Después de las banderas, llegará el tiempo de las pintadas. Por un momento, es imposible no sentir una contradicción. Los coreanos se muestran amables incluso frente a la protesta, pero para Greenpeace es fundamental dejar marcado al buque para cuando llegue a algún puerto. Ahí va entonces el Rino: se pega al Meridian con un stencil lo pintan tres veces: “saquedores” al centro, “loosters” (saqueadores en inglés) en los extremos.
Ahora sí, es hora de la retirada. Los coreanos miran lo que sucede de manera francamente pacífica. No parecen entender lo que está sucediendo pero no se oponen demasiado. Después de todo, son tan solo pesqueros, marineros trabajando para una empresa que hace las cosas mal. Nadie culpe al hombre de lo que la sociedad permite. Nadie culpe a las sociedades que quieren cambiar al hombre.
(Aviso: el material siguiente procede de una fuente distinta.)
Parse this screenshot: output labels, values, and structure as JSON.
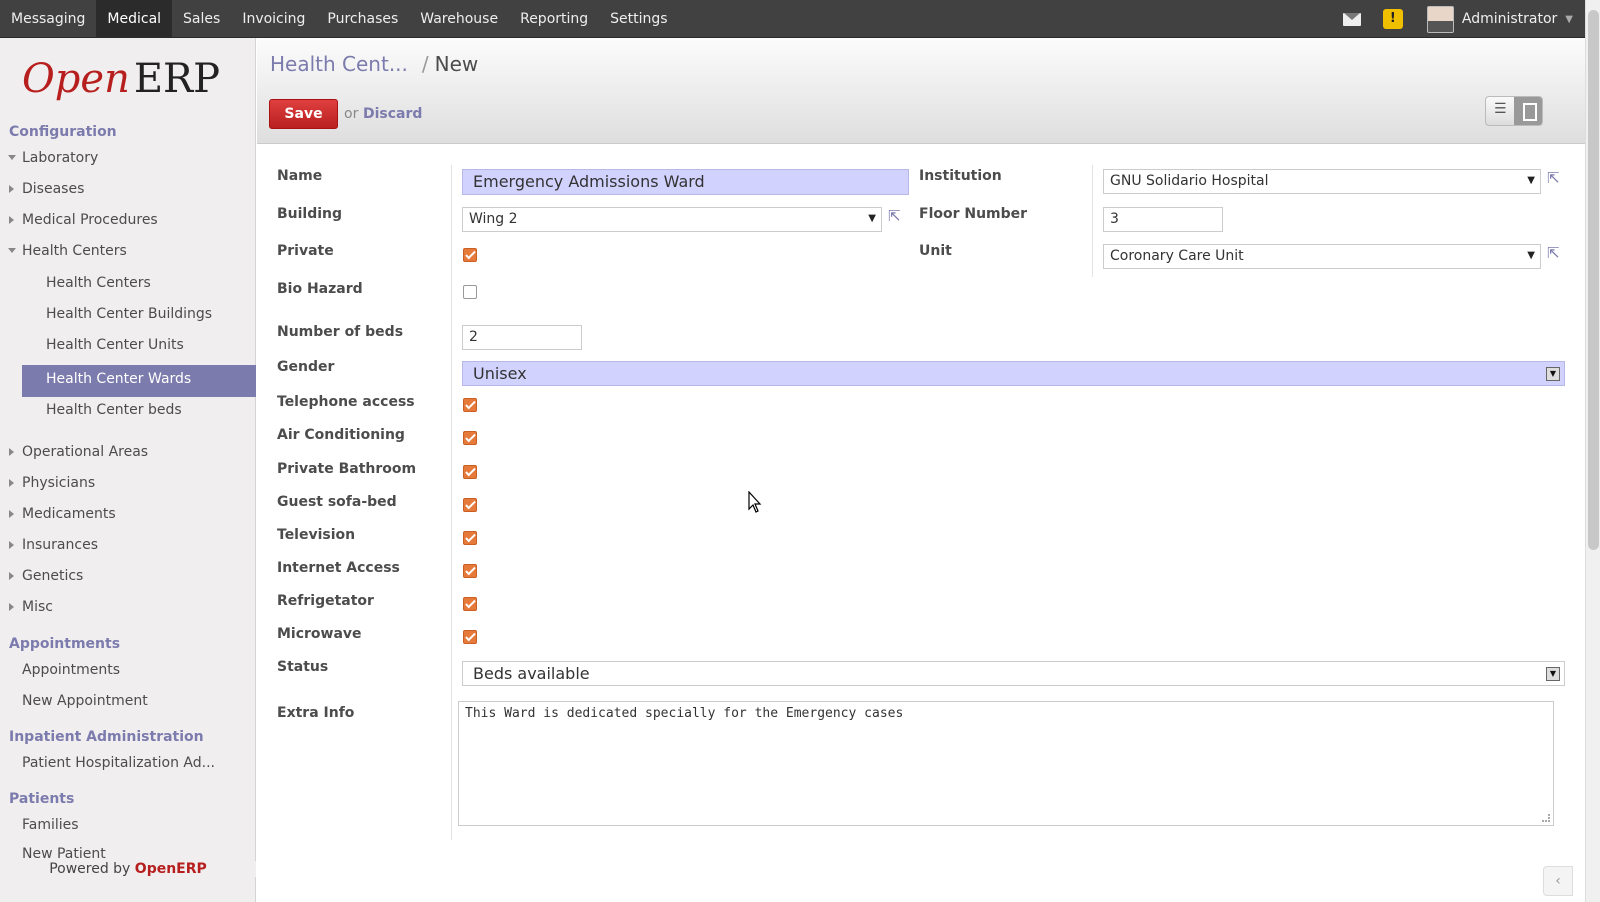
{
  "top_menu": [
    "Messaging",
    "Medical",
    "Sales",
    "Invoicing",
    "Purchases",
    "Warehouse",
    "Reporting",
    "Settings"
  ],
  "active_menu": "Medical",
  "user": {
    "name": "Administrator",
    "warning": "!"
  },
  "logo": {
    "open": "Open",
    "erp": "ERP"
  },
  "sidebar": {
    "configuration": "Configuration",
    "laboratory": "Laboratory",
    "diseases": "Diseases",
    "medical_procedures": "Medical Procedures",
    "health_centers": "Health Centers",
    "sub_health_centers": "Health Centers",
    "sub_buildings": "Health Center Buildings",
    "sub_units": "Health Center Units",
    "sub_wards": "Health Center Wards",
    "sub_beds": "Health Center beds",
    "operational_areas": "Operational Areas",
    "physicians": "Physicians",
    "medicaments": "Medicaments",
    "insurances": "Insurances",
    "genetics": "Genetics",
    "misc": "Misc",
    "appointments_title": "Appointments",
    "appointments": "Appointments",
    "new_appointment": "New Appointment",
    "inpatient_title": "Inpatient Administration",
    "patient_hosp": "Patient Hospitalization Ad...",
    "patients_title": "Patients",
    "families": "Families",
    "new_patient": "New Patient",
    "powered_prefix": "Powered by ",
    "powered_brand": "OpenERP"
  },
  "breadcrumb": {
    "parent": "Health Cent...",
    "sep": "/",
    "current": "New"
  },
  "actions": {
    "save": "Save",
    "or": "or",
    "discard": "Discard"
  },
  "form": {
    "labels": {
      "name": "Name",
      "institution": "Institution",
      "building": "Building",
      "floor": "Floor Number",
      "private": "Private",
      "unit": "Unit",
      "bio_hazard": "Bio Hazard",
      "beds": "Number of beds",
      "gender": "Gender",
      "telephone": "Telephone access",
      "ac": "Air Conditioning",
      "bathroom": "Private Bathroom",
      "sofa": "Guest sofa-bed",
      "tv": "Television",
      "internet": "Internet Access",
      "fridge": "Refrigetator",
      "microwave": "Microwave",
      "status": "Status",
      "extra": "Extra Info"
    },
    "values": {
      "name": "Emergency Admissions Ward",
      "institution": "GNU Solidario Hospital",
      "building": "Wing 2",
      "floor": "3",
      "unit": "Coronary Care Unit",
      "beds": "2",
      "gender": "Unisex",
      "status": "Beds available",
      "extra": "This Ward is dedicated specially for the Emergency cases"
    },
    "checks": {
      "private": true,
      "bio_hazard": false,
      "telephone": true,
      "ac": true,
      "bathroom": true,
      "sofa": true,
      "tv": true,
      "internet": true,
      "fridge": true,
      "microwave": true
    }
  },
  "colors": {
    "accent": "#7c7bad",
    "brand_red": "#b71f1f",
    "checkbox": "#e67a3a",
    "required_bg": "#d2d2ff"
  }
}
Volvemos al Esperanza con la misión cumplida. Bruno, Agostina y Fernando, debutantes en acciones de alta mar, solo pensarán en un ducha caliente y en aislarse un poco de lo que vivieron. Ya habrá tiempo para hablar con ellos. Después de todo, somos almas atrapadas en medio del océano. Tripulantes de un barco que tal vez un día conmemore esta acción, mientras los petreles siguen volando sobre nosotros.